2020年8月6日木曜日

『なぜ君は総理大臣になれないのか』-問いが成立するためには

 まず先に映画を観るという企画があり、上映館も決まっており、そこで上映中の映画で観たいと思えるのはこれしかなかったという理由で選んだのだった。ネットで検索してみると森達也のレビューがあったりもして、観たいとも思えたし、これがこの後、テレビ放送されそうな予想はできないし、レンタル屋に並ぶかどうかも怪しい。見ておこうと思った。
 で、大いに成功だった。ものすごく面白かった。

 申し訳ないが小川淳也はこれで初めて知った。そういえば「統計王子」というのが話題だという話を聞いたような気もするが、気のせいかもしれない。
 香川県から出馬している衆議院議員の、32歳の初出馬から17年後の今までを追ったドキュメンタリー。出馬の時のインタビューで「総理大臣になりたいか」と問われて「やるからには」と答えているが、毎回の選挙で勝つのも容易ではないし、党内での出世もままならないまま17年経つ。
 真っ当な人だった。真っ当に、良かれと思ったことをやり続けている。だが、総理大臣になれそうな見込みはいっこうに現実化しない。
 様々な局面で様々に思い悩み、何事かを決断していく。報われることもあるが、報われないことも多い。状況は様々な要因の絡み合いで動いていく。様々な人々の思惑のぶつかりあいや、小川本人の義理人情や。そうした現実の手触りを巧みに描いている。よくできたドキュメンタリー作品だ。人間状況世界がきちんとそこにある。
 民主党(民進党)系であることから、「希望の党」合流騒ぎに巻き込まれる2017年の衆院選が映画全体のクライマックスになっていて、構成としてもドラマチックに見せる。慶應義塾大学経済学部教授の井手英策氏の応援演説は感動的で、劇中でも本人や家族が演説中に涙ぐむ様子が映されるが、見ているこちらも泣かされた。
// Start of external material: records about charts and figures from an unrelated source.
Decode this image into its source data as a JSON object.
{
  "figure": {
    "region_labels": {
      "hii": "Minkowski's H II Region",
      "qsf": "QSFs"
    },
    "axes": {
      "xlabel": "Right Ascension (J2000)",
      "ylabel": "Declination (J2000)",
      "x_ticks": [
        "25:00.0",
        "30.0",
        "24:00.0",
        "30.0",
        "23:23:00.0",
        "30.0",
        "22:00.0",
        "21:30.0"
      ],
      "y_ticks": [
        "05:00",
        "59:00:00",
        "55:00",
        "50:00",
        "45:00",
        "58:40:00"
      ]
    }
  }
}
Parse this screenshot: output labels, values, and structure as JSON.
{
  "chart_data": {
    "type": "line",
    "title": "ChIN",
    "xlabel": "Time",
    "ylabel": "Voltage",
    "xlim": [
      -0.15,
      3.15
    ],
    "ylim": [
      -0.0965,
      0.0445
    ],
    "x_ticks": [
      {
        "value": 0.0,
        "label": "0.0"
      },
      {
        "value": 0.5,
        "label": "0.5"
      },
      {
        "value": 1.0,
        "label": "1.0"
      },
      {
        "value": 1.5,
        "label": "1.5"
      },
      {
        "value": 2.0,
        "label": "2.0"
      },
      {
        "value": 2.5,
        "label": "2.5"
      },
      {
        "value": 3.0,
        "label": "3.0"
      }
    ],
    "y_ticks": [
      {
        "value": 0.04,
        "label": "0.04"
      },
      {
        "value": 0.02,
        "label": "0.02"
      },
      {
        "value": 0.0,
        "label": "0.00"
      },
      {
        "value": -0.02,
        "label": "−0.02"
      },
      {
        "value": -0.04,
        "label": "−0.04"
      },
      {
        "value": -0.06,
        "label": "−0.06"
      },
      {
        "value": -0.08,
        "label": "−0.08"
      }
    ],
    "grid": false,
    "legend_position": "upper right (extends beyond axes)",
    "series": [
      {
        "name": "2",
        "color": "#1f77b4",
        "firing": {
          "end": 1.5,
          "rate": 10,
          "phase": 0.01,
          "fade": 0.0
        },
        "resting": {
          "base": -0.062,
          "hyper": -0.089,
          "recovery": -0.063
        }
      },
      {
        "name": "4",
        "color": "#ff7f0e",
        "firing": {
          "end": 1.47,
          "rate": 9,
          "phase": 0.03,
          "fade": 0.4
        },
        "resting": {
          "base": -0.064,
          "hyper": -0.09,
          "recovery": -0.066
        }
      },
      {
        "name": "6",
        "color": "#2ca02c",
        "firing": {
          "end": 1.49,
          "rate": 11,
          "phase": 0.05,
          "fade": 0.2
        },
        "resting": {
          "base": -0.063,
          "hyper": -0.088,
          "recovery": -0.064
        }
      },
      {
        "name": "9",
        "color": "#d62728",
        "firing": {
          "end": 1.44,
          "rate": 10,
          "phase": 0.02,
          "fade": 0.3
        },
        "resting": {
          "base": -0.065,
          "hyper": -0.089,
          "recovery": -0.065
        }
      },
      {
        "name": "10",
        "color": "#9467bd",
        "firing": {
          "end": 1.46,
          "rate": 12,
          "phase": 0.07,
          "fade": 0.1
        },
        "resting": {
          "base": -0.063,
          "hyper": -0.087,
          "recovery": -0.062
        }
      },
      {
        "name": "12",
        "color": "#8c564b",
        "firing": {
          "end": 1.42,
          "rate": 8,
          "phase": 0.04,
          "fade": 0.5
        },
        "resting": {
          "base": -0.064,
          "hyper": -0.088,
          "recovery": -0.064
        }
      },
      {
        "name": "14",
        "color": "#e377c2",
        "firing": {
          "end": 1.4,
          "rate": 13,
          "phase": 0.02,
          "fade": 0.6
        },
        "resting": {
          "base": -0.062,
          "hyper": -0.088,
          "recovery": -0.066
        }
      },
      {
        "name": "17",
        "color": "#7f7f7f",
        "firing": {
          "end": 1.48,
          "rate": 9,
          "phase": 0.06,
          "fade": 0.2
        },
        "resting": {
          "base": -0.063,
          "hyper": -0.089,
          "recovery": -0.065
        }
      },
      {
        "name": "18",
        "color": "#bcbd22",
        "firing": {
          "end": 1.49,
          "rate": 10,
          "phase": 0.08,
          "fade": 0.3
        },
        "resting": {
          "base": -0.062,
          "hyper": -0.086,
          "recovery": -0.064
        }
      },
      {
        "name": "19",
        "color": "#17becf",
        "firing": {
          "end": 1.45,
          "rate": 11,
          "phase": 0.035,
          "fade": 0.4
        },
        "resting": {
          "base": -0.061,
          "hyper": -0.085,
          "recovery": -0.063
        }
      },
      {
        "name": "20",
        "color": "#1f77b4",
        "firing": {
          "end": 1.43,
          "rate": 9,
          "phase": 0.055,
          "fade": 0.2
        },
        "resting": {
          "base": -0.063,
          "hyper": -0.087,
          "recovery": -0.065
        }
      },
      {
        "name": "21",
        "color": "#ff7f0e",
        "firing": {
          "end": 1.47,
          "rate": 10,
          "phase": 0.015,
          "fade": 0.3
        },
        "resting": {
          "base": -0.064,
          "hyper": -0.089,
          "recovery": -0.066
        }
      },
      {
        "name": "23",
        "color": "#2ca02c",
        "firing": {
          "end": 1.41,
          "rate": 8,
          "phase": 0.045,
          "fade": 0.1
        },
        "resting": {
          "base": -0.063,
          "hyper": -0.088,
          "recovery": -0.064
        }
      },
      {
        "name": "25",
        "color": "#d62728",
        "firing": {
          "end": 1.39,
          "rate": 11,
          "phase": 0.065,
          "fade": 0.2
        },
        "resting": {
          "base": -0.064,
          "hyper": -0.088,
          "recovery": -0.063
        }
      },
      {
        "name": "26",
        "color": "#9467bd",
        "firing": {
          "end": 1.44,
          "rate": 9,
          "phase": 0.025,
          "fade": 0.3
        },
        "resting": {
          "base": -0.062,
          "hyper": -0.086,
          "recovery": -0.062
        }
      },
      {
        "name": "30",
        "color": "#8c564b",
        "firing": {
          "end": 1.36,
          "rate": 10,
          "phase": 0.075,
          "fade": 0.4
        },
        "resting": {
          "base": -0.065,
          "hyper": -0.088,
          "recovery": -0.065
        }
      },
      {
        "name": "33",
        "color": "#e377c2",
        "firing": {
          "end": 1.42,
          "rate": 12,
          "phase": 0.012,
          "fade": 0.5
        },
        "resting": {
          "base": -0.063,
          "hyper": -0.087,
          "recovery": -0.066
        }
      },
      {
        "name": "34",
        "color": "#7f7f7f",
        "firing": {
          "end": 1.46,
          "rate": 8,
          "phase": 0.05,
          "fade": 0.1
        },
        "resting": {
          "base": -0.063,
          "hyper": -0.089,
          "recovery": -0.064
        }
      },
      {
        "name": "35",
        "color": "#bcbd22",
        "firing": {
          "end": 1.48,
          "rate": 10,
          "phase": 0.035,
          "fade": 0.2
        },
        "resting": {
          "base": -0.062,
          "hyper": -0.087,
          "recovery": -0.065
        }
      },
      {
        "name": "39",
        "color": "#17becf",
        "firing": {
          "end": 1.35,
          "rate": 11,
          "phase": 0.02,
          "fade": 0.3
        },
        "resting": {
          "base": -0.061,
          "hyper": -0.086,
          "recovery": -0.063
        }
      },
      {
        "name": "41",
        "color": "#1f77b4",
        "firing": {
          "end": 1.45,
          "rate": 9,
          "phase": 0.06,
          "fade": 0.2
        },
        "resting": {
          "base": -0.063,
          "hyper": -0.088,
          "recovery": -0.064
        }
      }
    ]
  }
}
 政治論としても実に興味深い様々な要素を見せてくれるのだが、やはり映画全体の面白さは小川の人柄に依拠している。単に魅力的だということではない。
 総理大臣をやるということが現実的である思えるほどに有能で、それにふさわしい人格も兼ね備えて、そこを目指してもいるのに決して現実化しそうもないのがなぜなのか。そうした問いが本当に成立するためには、小川という存在が不可欠なのだ。
 どこぞの泡沫候補やタレント議員ではこの問いは成立しない。
 あるいは政党内の力関係や財力で当選している議員でも。
 あるいは、地方議会で地域の人々のために良い仕事をします、という議員では。
 「なれない」ことが当然であると思えてしまうのでは。
 例えば石破茂が「なぜ総理大臣になれないのか」という問いは、それはそれで成立するし、それを本当に追ったドキュメンタリーは相当に面白くなるだろう。
 小川もまたこの問いが成立すると思える政治家であり、なおかつとりあえずはなれるはずもないとしか思えない。
 そしてそれは監督がネットで言っていたが確かに、小川を総理大臣にさせられない我々国民の問題である。